2-3 days per week I go to a nondescript building where grown men (and occasionally women) will try to choke me to death and break my limbs. It costs $120 a month and it’s completely legal. Sometimes I think I’m going to die when I’m being crushed under the weight of someone twice my size, but I know that all I need to do is hold out for a few more seconds so I can escape or just politely ask him/her to let me go. The twisted community I belong to is a Brazilian Jiu-Jitsu academy.
For 30-60 minutes a class, a gang of stronger and/or more skilled students take turns reminding me that I’m not a winner, but I am a survivor. Jiu-Jitsu is about proving that I can endure 7 minutes of misery and come out alive on the other side just to relive that torture after a minute of rest.
Bipolar is a black belt that I can’t ever beat. It’s always 5 moves ahead of me and knows just what to do to cause maximum damage. Every time I think I beat it, it comes back even harder as if to punish me for thinking I could win. It wants to suffocate me and break my body. I could let it, too. Just give up and never get back on the mat of my life. Walk away from everything because I don’t want to deal with the pain of trying to fight this seemingly invincible opponent.
And yet I still go to Jiu-Jitsu class to get beaten by guys that are just as invincible as this illness. Some of those guys I’ll never be able to beat, but they know that they’re going to see me on the mats again. I could quit so easily and no one would judge me. This sport is hard on the body and the ego. Still, something compels me to go back and get my ass kicked.

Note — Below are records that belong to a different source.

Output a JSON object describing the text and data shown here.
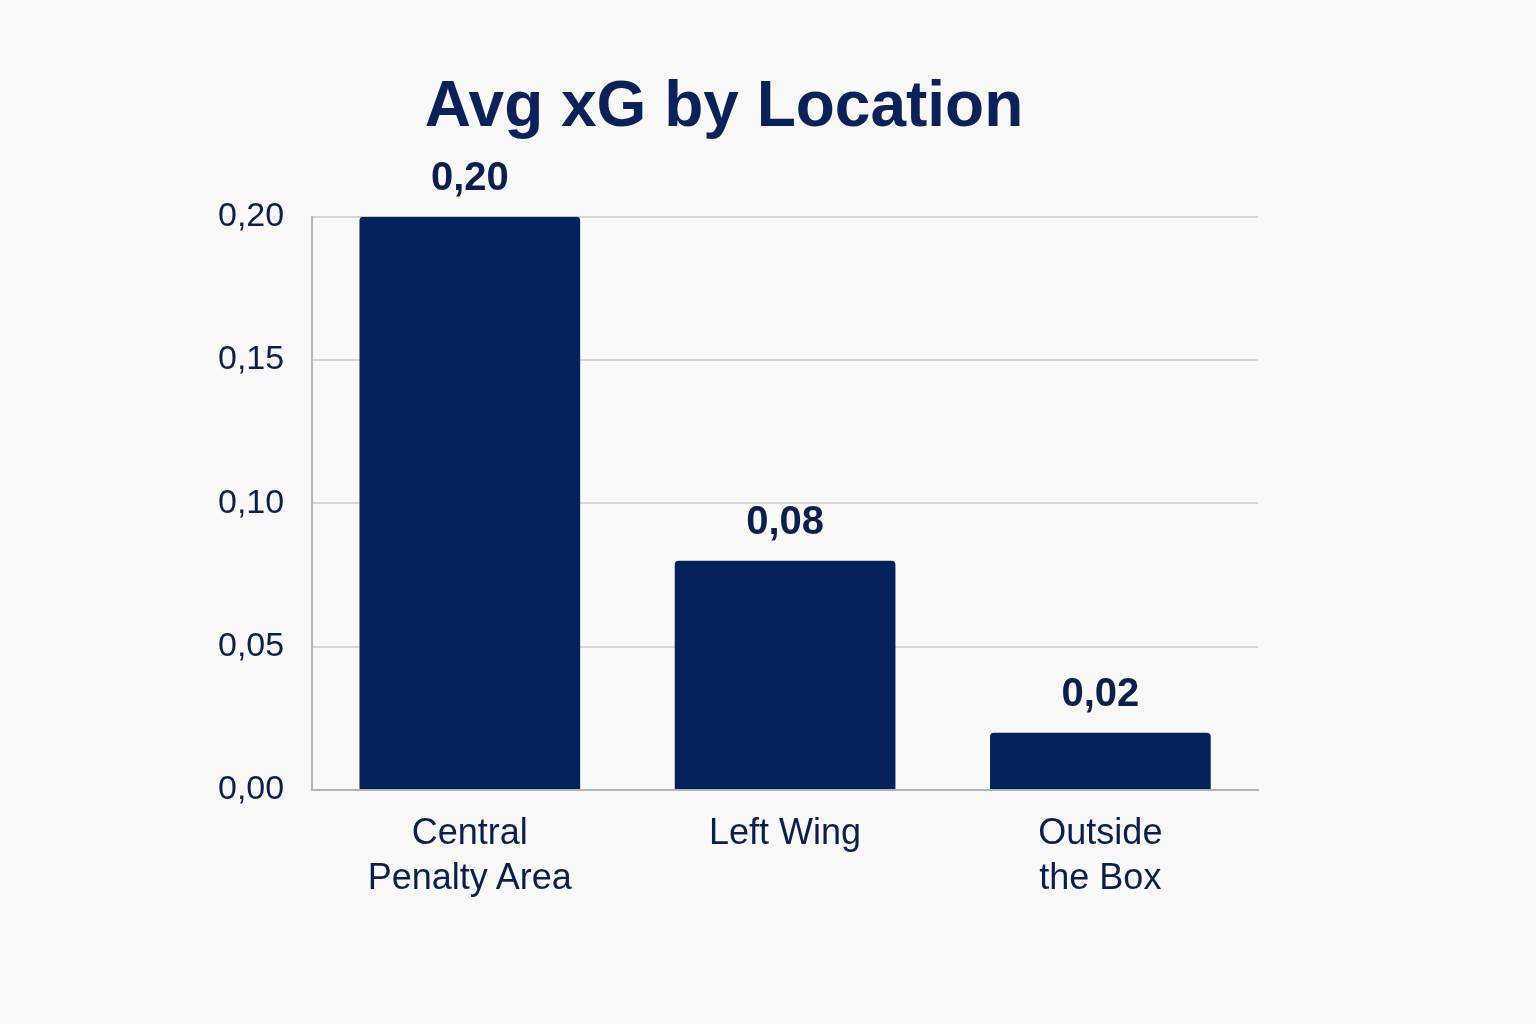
{
  "chart_data": {
    "type": "bar",
    "title": "Avg xG by Location",
    "categories": [
      "Central Penalty Area",
      "Left Wing",
      "Outside the Box"
    ],
    "values": [
      0.2,
      0.08,
      0.02
    ],
    "color": "#06225a",
    "value_labels": [
      "0,20",
      "0,08",
      "0,02"
    ],
    "ylim": [
      0,
      0.2
    ],
    "yticks": [
      {
        "value": 0,
        "label": "0,00"
      },
      {
        "value": 0.05,
        "label": "0,05"
      },
      {
        "value": 0.1,
        "label": "0,10"
      },
      {
        "value": 0.15,
        "label": "0,15"
      },
      {
        "value": 0.2,
        "label": "0,20"
      }
    ],
    "grid": "y",
    "legend": false
  }
}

Most of my ability to survive and escape while sparring just comes naturally because I’ve been surviving a mental illness that started to sink its hooks into me when I was 14 years old. What I do learn everyday I spar is that it’s okay to feel overwhelmed by a force more powerful than myself. That I may be suffocating, but it won’t last forever. That if something becomes too much for me to handle, I can tap out and live to fight another day. Surviving Bipolar is the same as fighting for 7 minutes in Jiu-Jitsu hell. It isn’t about winning. It’s about getting so used to the futile struggle that I can keep fighting my losing battle against Bipolar.